Pluris – Comment est née votre envie de jouer et de composer ?

Patrick Zimmerli – J’ai découvert la clarinette et le saxophone avec Charlie Parker, John Coltrane, Joe Henderson, Sonny Rollins… J’essayais de retranscrire leurs solos pour les maîtriser, et cet exercice m’a formé l’oreille. J’ai rejoint le programme de jazz de mon lycée, gagné plusieurs prix, suivi trois tournées en Europe… J'étais une vraie star locale ! L’idée d’en faire mon métier s’est imposée naturellement.

Du jazz, comment êtes-vous passé à la musique classique ?

Le folklore du jazz m’exaspérait, la cool attitude, ça ne me ressemblait pas. Je me prenais pour un intellectuel, je n'avais pas le temps d’être cool ! À dix-neuf ans, je me suis plongé dans Bartók, puis Schönberg, à la recherche de la dissonance la plus forte. Schönberg, Webern, Eliott Carter ou Milton Babbitt travaillent le rythme d’une façon qui n’est pas étrangère au jazz. J’appliquais à ma musique leurs procédés harmoniques, j’improvisais sur des accords issus de la musique atonale.

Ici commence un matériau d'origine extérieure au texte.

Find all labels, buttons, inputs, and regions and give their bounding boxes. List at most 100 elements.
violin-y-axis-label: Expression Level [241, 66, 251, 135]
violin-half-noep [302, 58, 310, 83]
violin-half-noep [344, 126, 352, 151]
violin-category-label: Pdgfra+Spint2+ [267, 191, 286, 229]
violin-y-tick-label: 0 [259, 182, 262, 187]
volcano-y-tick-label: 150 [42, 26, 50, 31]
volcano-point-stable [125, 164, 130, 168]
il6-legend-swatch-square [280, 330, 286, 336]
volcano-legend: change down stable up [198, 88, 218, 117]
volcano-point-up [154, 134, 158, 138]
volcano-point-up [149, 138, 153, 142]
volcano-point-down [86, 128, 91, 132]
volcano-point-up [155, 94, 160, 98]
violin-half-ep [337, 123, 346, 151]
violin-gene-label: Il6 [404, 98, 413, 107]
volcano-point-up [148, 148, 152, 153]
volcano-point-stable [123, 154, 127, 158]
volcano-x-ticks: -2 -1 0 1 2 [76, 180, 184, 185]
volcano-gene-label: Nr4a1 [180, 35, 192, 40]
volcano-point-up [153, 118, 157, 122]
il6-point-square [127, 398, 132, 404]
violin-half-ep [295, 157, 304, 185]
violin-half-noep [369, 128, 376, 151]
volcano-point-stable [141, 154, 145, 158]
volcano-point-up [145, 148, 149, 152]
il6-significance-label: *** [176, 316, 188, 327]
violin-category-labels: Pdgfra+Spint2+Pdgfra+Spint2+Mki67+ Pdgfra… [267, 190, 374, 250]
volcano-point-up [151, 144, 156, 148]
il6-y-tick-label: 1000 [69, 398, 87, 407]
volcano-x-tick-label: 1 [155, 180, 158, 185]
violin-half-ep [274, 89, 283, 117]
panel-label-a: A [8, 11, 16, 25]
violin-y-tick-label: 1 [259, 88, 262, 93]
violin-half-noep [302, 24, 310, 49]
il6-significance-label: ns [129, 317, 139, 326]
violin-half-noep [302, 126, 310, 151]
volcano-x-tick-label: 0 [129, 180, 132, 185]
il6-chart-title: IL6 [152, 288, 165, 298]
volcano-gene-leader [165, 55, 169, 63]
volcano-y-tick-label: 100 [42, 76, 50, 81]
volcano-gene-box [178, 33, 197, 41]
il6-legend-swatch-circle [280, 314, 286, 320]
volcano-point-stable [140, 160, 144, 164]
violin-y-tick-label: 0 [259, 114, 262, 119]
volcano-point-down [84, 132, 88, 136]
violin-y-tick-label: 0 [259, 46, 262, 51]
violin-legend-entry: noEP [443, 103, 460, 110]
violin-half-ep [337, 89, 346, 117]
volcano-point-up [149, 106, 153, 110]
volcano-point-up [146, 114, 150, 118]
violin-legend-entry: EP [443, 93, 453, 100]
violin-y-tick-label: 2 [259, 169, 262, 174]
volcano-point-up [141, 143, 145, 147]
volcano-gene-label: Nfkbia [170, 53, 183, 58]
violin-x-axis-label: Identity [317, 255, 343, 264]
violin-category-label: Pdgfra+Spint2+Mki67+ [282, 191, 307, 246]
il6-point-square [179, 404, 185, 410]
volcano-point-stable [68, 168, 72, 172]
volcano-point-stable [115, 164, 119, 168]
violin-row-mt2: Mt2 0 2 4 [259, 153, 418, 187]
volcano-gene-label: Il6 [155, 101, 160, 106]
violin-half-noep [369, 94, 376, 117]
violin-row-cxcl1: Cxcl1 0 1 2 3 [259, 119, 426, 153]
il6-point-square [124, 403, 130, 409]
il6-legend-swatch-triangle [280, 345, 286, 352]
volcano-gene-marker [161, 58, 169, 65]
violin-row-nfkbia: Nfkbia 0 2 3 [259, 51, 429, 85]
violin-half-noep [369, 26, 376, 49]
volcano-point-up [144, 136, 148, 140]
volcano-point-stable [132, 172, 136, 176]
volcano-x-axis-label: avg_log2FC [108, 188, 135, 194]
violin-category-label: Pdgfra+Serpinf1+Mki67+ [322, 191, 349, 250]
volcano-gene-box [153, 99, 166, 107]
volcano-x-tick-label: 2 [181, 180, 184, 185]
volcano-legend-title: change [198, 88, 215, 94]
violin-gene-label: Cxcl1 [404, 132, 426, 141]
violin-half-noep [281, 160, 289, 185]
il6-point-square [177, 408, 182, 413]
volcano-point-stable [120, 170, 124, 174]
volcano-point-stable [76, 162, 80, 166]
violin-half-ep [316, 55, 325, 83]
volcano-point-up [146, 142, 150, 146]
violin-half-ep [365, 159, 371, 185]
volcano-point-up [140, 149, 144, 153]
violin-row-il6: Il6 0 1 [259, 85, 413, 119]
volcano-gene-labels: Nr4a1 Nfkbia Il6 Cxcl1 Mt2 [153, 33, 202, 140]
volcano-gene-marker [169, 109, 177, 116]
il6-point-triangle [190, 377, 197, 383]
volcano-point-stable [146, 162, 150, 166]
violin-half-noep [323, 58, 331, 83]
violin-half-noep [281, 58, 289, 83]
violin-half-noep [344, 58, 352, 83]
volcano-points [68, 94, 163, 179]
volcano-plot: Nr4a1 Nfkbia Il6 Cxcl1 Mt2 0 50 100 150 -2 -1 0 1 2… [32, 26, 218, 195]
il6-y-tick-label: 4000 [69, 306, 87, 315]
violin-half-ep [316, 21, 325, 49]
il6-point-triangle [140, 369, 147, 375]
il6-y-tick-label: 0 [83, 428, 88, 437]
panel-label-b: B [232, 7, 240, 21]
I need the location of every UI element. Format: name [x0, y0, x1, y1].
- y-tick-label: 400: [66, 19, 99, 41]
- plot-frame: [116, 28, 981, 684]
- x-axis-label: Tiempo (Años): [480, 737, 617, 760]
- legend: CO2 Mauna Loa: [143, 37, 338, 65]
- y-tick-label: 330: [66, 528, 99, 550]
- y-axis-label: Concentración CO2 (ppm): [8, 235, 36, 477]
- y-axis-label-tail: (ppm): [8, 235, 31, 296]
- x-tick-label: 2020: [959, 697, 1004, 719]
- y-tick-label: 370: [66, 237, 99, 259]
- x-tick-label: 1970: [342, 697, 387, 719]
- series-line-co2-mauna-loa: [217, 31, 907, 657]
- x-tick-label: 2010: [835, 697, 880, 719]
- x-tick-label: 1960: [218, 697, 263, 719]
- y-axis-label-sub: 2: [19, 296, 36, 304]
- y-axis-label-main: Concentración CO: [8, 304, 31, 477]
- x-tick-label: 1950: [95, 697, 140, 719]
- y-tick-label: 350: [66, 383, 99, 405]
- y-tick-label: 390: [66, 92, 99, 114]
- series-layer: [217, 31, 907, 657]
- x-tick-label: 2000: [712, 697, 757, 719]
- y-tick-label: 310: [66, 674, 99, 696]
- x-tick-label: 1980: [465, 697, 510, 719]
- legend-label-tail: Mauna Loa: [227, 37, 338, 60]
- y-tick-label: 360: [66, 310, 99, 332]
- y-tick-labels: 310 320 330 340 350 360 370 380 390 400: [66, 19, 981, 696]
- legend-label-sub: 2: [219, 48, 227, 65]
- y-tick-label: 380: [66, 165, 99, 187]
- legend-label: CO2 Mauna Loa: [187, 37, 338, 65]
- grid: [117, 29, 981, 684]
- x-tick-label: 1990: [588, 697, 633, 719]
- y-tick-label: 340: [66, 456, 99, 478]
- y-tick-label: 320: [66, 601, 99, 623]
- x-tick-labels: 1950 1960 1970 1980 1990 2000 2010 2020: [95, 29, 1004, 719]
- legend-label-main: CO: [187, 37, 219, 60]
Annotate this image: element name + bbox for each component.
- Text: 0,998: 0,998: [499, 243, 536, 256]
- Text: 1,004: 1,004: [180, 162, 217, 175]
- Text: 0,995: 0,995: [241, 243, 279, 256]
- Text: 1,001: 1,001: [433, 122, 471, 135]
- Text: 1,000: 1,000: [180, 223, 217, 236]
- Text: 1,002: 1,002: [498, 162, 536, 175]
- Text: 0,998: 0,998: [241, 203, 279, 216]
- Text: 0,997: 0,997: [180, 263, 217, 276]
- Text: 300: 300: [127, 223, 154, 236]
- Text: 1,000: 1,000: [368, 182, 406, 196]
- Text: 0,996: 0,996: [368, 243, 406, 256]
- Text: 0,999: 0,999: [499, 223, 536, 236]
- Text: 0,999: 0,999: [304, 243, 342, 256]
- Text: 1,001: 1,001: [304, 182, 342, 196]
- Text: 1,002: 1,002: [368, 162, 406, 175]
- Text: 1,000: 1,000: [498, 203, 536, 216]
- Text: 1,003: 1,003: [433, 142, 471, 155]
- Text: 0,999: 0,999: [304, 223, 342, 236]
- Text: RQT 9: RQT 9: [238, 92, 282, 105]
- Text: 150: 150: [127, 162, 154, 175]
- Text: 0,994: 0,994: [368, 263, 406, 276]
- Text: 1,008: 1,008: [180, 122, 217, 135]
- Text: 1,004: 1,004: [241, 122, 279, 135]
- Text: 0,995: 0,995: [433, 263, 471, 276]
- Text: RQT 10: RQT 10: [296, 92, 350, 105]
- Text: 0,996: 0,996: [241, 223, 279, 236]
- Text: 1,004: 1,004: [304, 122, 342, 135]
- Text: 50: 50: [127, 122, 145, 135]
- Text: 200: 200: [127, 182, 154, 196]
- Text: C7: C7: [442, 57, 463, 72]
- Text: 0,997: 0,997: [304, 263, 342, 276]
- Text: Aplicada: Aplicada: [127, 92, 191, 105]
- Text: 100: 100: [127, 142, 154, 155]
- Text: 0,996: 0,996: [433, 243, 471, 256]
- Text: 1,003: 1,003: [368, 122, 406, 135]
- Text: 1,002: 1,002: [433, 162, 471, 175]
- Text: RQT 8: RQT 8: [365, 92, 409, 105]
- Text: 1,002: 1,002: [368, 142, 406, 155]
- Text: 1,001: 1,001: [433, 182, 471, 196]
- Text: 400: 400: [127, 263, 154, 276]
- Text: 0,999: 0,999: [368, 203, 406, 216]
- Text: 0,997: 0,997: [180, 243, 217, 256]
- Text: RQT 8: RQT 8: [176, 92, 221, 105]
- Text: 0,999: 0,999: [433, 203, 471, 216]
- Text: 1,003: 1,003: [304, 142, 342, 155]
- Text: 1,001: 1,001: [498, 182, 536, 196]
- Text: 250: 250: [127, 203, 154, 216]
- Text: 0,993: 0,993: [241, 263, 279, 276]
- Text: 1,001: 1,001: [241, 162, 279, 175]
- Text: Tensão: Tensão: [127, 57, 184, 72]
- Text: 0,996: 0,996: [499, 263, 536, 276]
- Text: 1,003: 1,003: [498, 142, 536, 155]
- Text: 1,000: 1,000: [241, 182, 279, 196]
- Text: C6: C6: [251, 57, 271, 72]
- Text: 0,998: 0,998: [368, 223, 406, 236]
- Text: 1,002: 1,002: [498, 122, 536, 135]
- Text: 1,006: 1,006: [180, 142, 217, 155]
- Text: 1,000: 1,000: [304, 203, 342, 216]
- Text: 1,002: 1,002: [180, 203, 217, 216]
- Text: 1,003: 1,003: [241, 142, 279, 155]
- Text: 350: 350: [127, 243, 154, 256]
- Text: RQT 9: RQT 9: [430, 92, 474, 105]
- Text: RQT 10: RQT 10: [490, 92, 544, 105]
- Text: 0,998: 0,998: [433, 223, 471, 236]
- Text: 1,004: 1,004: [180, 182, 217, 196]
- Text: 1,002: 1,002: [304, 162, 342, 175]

À force de radicalité, ne risquiez-vous pas de ne plus être entendu ?

Au début, je me fichais d’être compris du public. Après tout, la musique est un matériau complexe. J'ai changé d'avis en 1996, dans une exposition sur « l’abstraction au 20e siècle » au musée Guggenheim. Nous avions été invités à donner huit concerts au milieu des toiles de Pollock, Rothko, Picasso. Génial, me suis-je dit, les gens vont enfin comprendre mon travail ! Mais au bout de cinq minutes, ils nous demandaient de jouer des standards. J’ai compris qu’art pictural et art musical ne coïncidaient pas. Quand un tableau ne nous plaît pas, on peut toujours tourner le dos, mais impossible de tourner les oreilles face à la musique. Si je ne parvenais même pas à toucher les visiteurs du Guggenheim, qui sont mon public, alors je faisais fausse route. J’ai donc simplifié mon langage musical.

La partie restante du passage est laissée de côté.